It's like any other guy hobby -- once you know the vocabulary, you're an expert! The "clip" vs. "magazine" thing is one of your first hurdles. I'm still trying to figure out exactly what a "sear" is.


----------



## jski711 (Sep 15, 2008)

So what is the difference between a clip and a magazine since we are on the topic. Also I noticed that the range I go to had a sign saying they banned wolf brand ammo, any ideas why they would do that? I forgot to ask them while is was there. Thanks again everyone, keep the info coming im like a sponge right now just soaking it all up.

Jake


----------



## BigBuckeye (Sep 23, 2008)

jski711 said:


> So what is the difference between a clip and a magazine since we are on the topic. Also I noticed that the range I go to had a sign saying they banned wolf brand ammo, any ideas why they would do that?

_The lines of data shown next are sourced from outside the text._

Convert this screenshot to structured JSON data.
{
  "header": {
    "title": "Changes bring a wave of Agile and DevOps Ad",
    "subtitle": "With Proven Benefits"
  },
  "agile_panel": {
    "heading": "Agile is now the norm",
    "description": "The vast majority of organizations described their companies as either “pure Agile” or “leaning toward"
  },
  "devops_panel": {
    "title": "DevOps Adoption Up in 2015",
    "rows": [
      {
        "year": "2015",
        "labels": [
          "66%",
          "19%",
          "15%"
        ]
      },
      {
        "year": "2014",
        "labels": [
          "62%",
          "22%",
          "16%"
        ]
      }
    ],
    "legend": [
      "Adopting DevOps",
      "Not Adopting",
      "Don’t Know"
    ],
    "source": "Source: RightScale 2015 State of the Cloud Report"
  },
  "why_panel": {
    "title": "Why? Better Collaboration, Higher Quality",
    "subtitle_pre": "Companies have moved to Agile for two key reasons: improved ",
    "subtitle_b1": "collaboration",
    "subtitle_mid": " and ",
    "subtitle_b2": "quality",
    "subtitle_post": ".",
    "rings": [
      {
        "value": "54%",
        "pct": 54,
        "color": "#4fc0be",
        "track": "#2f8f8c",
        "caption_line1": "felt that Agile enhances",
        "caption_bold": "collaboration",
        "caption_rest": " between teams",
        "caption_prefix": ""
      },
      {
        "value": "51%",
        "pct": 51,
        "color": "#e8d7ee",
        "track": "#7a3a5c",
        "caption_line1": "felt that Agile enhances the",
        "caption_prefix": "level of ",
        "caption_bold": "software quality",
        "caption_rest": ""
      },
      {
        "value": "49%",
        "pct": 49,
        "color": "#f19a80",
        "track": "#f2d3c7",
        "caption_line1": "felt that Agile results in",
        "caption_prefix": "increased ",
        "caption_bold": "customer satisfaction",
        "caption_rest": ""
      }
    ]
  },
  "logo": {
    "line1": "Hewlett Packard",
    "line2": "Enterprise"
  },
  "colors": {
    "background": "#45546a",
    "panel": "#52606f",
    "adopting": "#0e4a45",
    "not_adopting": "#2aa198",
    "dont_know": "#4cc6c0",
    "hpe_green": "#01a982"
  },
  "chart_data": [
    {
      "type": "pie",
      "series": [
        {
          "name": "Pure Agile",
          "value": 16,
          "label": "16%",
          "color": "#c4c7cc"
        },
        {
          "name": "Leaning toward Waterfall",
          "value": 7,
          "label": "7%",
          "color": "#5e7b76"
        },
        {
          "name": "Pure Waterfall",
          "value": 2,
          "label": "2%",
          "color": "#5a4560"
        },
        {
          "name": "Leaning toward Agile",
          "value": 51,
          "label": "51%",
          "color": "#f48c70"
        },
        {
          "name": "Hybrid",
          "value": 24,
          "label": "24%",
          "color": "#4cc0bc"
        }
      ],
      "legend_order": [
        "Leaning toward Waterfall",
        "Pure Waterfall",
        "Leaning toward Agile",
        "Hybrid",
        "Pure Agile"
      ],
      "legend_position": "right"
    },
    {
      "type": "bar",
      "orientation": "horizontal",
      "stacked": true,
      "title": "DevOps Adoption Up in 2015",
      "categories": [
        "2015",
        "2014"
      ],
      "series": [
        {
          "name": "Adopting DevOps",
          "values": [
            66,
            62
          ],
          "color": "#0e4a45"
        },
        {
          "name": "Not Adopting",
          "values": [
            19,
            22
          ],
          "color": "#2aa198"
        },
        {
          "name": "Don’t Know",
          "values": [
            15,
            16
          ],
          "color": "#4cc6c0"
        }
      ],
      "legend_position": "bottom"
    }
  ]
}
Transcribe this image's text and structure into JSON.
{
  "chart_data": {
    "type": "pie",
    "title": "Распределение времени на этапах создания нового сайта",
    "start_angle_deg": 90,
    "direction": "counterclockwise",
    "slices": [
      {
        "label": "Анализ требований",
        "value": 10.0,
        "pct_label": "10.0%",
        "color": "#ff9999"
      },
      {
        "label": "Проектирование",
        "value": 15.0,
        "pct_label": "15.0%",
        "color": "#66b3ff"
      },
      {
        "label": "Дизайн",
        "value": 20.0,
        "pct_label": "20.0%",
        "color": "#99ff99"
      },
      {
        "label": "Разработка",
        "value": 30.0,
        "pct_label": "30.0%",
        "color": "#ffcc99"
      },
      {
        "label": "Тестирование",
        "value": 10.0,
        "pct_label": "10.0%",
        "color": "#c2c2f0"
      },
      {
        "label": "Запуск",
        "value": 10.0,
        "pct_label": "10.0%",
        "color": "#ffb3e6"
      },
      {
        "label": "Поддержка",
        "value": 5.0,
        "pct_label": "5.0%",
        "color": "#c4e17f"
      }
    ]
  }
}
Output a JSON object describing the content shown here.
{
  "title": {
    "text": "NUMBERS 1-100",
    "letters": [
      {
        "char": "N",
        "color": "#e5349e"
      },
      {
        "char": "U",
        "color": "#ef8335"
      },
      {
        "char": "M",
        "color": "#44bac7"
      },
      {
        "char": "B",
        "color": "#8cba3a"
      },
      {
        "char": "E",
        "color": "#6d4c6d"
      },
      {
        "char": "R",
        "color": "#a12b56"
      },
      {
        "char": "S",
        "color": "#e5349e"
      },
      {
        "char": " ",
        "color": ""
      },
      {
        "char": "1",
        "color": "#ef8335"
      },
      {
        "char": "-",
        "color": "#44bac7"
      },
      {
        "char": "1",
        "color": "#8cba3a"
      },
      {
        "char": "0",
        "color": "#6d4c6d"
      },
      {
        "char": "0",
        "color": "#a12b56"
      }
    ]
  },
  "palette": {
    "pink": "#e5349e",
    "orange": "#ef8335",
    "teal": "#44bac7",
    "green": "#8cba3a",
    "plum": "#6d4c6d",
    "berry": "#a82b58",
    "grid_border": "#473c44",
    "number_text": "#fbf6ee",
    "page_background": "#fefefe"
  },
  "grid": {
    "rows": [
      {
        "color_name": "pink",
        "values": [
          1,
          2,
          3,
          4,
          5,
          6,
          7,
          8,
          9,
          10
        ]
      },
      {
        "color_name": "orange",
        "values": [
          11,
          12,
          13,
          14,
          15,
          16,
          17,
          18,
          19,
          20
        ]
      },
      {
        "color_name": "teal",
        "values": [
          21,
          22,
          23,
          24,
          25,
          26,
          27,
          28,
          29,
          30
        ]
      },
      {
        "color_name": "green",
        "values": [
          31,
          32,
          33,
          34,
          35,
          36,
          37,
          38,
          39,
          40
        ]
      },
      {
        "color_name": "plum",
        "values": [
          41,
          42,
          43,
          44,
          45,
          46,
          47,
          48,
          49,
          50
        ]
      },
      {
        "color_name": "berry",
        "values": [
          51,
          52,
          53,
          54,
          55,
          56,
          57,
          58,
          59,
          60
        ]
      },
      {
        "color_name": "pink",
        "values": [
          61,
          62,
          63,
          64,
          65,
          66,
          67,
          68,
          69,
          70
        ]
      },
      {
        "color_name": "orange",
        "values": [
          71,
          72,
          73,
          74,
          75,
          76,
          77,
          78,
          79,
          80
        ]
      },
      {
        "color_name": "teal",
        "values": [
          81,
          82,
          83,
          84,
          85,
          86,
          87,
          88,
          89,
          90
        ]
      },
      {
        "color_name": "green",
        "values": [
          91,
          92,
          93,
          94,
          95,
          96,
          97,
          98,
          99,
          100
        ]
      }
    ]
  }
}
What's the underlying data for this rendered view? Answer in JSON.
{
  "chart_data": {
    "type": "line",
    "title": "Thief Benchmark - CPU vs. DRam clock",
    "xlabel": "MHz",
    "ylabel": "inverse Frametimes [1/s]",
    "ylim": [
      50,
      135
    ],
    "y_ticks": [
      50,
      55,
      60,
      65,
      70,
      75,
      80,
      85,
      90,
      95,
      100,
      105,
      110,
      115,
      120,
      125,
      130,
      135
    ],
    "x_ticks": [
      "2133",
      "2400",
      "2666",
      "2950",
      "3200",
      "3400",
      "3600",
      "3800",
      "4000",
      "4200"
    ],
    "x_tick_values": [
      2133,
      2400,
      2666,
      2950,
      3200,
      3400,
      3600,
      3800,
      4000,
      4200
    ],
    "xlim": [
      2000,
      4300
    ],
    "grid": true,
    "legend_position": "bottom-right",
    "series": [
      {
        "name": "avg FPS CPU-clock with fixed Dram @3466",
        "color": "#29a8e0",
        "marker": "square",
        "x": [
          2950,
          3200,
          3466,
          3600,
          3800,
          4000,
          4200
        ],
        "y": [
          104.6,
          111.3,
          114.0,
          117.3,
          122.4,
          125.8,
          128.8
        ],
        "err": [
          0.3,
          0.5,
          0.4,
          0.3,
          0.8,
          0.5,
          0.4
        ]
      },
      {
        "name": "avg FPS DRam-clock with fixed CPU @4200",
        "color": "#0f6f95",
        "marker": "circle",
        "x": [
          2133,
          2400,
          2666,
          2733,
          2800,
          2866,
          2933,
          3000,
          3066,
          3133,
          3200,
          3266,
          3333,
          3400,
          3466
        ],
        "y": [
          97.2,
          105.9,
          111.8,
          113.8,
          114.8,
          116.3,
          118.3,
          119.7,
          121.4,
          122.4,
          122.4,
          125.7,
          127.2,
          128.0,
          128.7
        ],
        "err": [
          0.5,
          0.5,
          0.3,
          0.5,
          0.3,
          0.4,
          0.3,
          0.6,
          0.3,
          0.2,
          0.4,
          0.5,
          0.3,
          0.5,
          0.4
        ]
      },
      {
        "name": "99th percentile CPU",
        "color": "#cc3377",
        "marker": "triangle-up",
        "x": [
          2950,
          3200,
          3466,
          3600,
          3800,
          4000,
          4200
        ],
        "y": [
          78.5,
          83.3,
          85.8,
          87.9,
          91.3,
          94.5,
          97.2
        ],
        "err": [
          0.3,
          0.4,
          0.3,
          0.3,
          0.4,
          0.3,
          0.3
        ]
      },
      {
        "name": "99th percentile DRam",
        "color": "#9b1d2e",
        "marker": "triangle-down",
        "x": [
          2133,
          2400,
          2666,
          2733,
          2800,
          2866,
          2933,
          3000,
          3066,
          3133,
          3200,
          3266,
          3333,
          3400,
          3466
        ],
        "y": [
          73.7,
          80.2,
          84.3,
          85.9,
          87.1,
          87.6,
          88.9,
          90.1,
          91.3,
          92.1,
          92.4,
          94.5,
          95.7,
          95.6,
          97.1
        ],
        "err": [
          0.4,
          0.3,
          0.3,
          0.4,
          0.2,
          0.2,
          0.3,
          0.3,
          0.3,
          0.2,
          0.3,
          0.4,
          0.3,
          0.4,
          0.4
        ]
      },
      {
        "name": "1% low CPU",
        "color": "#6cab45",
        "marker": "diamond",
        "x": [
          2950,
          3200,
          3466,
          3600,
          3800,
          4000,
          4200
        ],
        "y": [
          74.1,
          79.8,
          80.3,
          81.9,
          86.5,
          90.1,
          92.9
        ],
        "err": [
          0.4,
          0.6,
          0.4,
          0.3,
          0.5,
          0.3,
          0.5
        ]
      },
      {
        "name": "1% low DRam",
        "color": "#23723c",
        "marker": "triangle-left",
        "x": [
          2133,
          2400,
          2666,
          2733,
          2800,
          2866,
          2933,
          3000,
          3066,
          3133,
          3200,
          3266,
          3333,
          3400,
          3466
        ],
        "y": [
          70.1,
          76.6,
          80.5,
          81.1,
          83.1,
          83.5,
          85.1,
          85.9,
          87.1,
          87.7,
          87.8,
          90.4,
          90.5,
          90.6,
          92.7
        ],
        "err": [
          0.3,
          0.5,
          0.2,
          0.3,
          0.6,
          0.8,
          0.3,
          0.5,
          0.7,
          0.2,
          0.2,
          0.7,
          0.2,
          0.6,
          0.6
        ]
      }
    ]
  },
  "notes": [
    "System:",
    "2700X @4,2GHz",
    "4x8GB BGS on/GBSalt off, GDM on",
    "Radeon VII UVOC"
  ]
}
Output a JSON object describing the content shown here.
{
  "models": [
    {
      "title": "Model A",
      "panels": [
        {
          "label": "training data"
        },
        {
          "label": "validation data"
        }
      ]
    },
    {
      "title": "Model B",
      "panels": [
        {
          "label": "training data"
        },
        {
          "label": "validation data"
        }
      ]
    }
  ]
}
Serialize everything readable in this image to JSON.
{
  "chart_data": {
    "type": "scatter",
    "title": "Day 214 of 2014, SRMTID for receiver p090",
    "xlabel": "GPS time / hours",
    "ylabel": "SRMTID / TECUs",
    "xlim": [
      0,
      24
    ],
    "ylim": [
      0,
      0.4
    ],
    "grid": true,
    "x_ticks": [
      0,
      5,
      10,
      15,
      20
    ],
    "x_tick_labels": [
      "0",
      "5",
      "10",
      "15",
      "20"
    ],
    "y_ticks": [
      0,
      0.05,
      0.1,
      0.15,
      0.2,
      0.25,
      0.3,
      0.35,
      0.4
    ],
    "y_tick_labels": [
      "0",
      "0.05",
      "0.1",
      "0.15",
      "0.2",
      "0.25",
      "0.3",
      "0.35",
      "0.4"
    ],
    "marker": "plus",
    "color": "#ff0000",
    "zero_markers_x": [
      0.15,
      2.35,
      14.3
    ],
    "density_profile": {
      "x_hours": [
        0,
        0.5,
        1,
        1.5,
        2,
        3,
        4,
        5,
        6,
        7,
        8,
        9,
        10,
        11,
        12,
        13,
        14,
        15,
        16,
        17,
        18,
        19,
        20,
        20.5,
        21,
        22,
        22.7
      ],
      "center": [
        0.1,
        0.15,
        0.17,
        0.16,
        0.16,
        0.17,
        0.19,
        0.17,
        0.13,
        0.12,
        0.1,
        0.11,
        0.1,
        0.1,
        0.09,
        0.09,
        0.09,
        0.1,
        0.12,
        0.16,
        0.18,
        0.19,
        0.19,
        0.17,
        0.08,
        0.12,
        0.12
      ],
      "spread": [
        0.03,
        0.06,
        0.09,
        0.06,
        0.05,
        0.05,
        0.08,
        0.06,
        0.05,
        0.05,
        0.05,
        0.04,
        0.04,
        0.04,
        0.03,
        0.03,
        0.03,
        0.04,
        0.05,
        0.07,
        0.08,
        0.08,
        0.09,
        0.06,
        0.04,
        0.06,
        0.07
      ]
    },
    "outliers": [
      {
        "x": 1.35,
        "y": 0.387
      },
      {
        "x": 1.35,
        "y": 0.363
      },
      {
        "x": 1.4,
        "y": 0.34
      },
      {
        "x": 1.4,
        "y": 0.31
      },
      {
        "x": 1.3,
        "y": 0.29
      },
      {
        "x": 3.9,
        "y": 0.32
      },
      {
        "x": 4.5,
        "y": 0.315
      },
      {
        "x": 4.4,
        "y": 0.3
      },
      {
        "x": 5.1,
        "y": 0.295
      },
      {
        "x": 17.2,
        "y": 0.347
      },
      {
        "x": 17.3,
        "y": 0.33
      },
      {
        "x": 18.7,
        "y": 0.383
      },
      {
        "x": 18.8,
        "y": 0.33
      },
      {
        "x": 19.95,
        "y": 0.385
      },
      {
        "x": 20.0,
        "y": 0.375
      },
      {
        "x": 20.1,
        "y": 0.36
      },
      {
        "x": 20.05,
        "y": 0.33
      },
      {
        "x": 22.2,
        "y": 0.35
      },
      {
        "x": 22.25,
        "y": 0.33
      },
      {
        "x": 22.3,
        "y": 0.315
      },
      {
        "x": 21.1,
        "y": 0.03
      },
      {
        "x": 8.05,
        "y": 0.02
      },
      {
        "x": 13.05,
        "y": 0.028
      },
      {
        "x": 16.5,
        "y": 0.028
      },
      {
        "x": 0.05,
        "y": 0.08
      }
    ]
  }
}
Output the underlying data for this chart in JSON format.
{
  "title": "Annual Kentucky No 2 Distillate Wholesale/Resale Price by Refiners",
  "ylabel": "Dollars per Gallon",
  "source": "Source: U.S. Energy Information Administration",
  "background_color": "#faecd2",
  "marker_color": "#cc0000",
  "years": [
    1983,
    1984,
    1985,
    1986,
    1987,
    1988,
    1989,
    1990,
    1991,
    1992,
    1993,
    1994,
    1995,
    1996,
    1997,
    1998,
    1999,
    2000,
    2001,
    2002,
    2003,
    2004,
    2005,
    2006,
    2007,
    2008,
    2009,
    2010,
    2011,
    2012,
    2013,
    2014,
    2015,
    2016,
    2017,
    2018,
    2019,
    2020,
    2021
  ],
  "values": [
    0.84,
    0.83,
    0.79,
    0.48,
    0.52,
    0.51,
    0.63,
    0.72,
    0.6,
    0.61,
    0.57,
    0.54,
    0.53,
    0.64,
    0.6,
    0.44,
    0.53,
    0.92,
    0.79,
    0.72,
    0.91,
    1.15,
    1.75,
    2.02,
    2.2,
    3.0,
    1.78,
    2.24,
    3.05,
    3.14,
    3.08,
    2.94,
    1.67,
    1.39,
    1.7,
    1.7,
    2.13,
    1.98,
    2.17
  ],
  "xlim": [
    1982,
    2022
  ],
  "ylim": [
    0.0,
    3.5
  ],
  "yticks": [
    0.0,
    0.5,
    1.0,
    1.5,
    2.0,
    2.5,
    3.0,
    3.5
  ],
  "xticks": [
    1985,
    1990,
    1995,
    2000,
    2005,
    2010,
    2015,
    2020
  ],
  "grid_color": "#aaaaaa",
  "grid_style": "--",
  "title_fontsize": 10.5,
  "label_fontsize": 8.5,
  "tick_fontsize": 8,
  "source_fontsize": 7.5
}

I forgot to ask them while is was there. Thanks again everyone, keep the info coming im like a sponge right now just soaking it all up.
> 
> Jake


I'm right there with you, sounds like we both just purchased our first gun....I too am trying to soak up as much as possible.

Good luck!


----------



## BeefyBeefo (Jan 30, 2008)

jski711 said:


> So what is the difference between a clip and a magazine since we are on the topic.




Far left is a "Clip," the rest are "Magazines". :smt023



> Also I noticed that the range I go to had a sign saying they banned wolf brand ammo, any ideas why they would do that? I forgot to ask them while is was there.


I don't know for sure, but my guess would be that since Wolf ammo is not in a brass casing, and therefore not reloadable, that they don't want those casings mixed in with the good stuff. Just my guess.

-Jeff-:smt1099


----------